Ohio Gov. John Kasich. Photo by Gage Skidmore.
It’s been four decades since I covered my first presidential debate, when I wrote about a televised encounter between President Gerald Ford and candidate Jimmy Carter for my college newspaper.
Ford committed a famous gaffe in that debate, declaring that there was “no Soviet domination in Eastern Europe” at the height of the Cold War. Carter went on to win the White House, although Ford’s pardon of ex-President Richard Nixon and a subsequent sharp recession probably had more to do with the outcome than the general incredulity over his remarks about the independence, or lack thereof, of Poland and other Soviet satellite states.
When you follow politics as closely and for as long as I have, you can get so engrossed in the contest that even the most predictable campaign holds your attention as you wait for something unexpected to happen. The Ford-Carter contest was not a predictable campaign, and this year’s presidential race is even less so. Although I’m always eager to see the outcome, I rarely find myself saying I wish the whole thing would be over already.
A lot of other people feel differently, however, and there is a good chance you are one of them. In which case I have bad news: The 2020 White House race is clearly underway even before the first debate between the 2016 candidates has happened.
Ohio Gov. John Kasich is obviously trying to position himself for the inside track to the GOP nomination for 2020. His first step, having dropped out of this year’s race after only winning his home state primary, is to try to stay relevant. His attempts mostly involve casting shade on Donald Trump at every opportunity: staying away from the Cleveland convention while hosting his own events in a bid for attention, hitting the Sunday morning talk shows to announce that while he would never vote for Clinton he won’t back Trump either, and attacking GOP Chairman Reince Priebus by proxy for having the temerity to expect Kasich to honor his pledge to back the party’s nominee.
A Trump victory in November would put a serious crimp on Kasich’s ambitions, since Trump would presumably seek re-election in four years. A Clinton victory would put her, in 2020, in the same position as George H.W. Bush when he sought a second term in 1992, after his party held the White House for a dozen years. Incidentally, Bush was knocked off his presidential pedestal by someone else named Clinton.
With less hubris and more humor than Kasich, Jeb Bush – son of the president Bill Clinton defeated, because I just can’t shake these characters no matter how long I follow politics – has also hinted that he would like to give it another go. As part of the opening segment of this weekend’s Emmy Awards, Bush appeared in a sketch moonlighting as an Uber driver. After telling host and nominee Jimmy Kimmel, “if you run a positive campaign, the voters will ultimately make the right choice” – and subsequently having to explain that this was a joke – Bush ejected Kimmel from the car and shouted “Jeb, Exclamation Point,” lampooning his much-derided campaign branding. He then drove off, displaying a “Jeb! 2016” bumper sticker with the “16” crossed out and a “20” written in.

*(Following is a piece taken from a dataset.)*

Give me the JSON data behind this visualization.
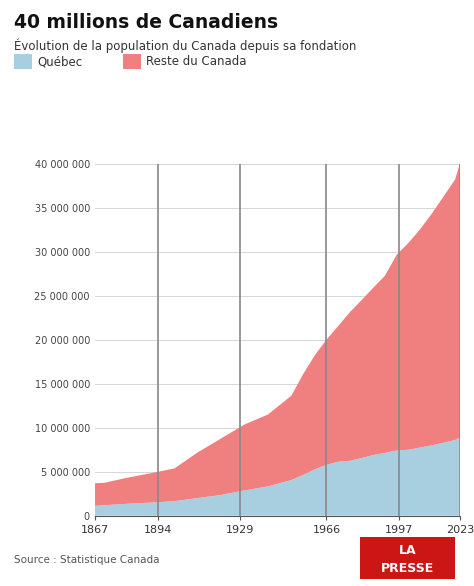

This sketch seems to have played well to its target audience. But for the elements of the Republican party that prefer to see Trump rather than Clinton move into the White House come January, there is nothing funny about the Bush family’s ongoing refusal to support the nominee that was chosen by the same party electorate that has kept them in public life even longer than I have been following this sport.
Kasich and the Bush family are not the only Republicans who continue to withhold their support. Stories of former friends and colleagues refusing to even speak to one another over differences over Trump have evidently become common, especially inside the Beltway. This summer, the radio program “This American Life” profiled Doug Deason, a major Republican donor who was originally wary of Trump but eventually came to support him. This decision put him at odds with a man Deason described as his mentor: Charles Koch, who has held firm that he will support neither Trump nor Clinton. Some of the Republican staffers who recently spoke to The Hill about pro- and anti-Trump disputes in Washington asked to be anonymous out of fear their Trump support would hurt their careers.
So it is no secret that many Republicans dislike Trump, and more than a few have staked out public positions against him. It isn’t a huge surprise to see party insiders, in particular, oppose the candidate whose entire candidacy is based on not being an insider. I imagine these GOP not-blind loyalists will get religion in a hurry, however, if Trump should happen to win the White House and thus find himself in need of candidates to fill between 5,000 and 10,000 decently paid and highly prestigious administration positions.
And if he loses? Kasich and Bush will be looking for early financial backers for their 2020 presidential campaigns. They’d better do it quickly, too. My guess is that the longer the GOP donor base has to put up with Clinton administration appointees to the courts and to key agencies including the Environmental Protection Agency, National Labor Relations Board, Federal Communications Commission, Securities and Exchange Commission, Consumer Financial Protection Bureau and the Treasury, the less happy they will be with the outcome of 2016’s balloting and the less inclined they will be to support Republicans who did what they could to ensure Trump’s candidacy would fail.
I don’t blame you if you cannot wait for the 2016 race to be over. I am in no hurry, however, especially since the 2020 race has already begun.